Pour y faire face, le Gouvernement va mobiliser des moyens exceptionnels, qui s’ajouteront aux 65 000 forces de sécurités déployées dans toute la France. Nous continuerons à interpeller et à traduire en justice toute personne prise en flagrant délit de violences ou de dégradations. Nous continuerons à faire preuve de la plus grande fermeté. Nous nous battrons contre la haine, qui s’exprime dans une incroyable violence.

Mesdames, messieurs les sénateurs, dans la situation à laquelle nous faisons face, le devoir de lucidité et de responsabilité s’impose à tous : aux membres du Gouvernement, aux élus nationaux et locaux, aux responsables des formations politiques, aux commentateurs, aux éditorialistes, aux citoyens, à tous. Il s’impose à tous, parce que la liberté va toujours de pair avec la responsabilité.
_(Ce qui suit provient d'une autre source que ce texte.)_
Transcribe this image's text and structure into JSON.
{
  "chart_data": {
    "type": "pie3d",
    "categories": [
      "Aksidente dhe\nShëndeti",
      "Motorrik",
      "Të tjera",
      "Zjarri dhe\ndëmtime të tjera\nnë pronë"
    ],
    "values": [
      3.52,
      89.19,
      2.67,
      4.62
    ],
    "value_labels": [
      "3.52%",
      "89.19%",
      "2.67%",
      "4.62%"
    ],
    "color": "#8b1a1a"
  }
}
Je voudrais profiter de cette tribune pour saluer tous ceux qui ont lancé ou relayé cet appel au calme : les organisations syndicales, les associations, des élus nationaux, quelles que soient les formations politiques dont ils sont membres et quelle que soit leur position face au Gouvernement. Ils ont dit que leur responsabilité était d’appeler au calme et à ne pas manifester samedi. Cette responsabilité les honore, et je voudrais dire combien elle les grandit.

En France, dans cet hémicycle, comme dans toutes les rues, c’est la République qui doit avoir, toujours, le dernier mot ; elle est notre chose commune. Puisque nous l’aimons, nous devons la préserver ! (Applaudissements sur les travées du groupe La République En Marche, du groupe Les Indépendants – République et Territoires, du groupe du Rassemblement Démocratique et Social Européen, ainsi que sur des travées du groupe Union Centriste, du groupe Les Républicains et du groupe socialiste et républicain.)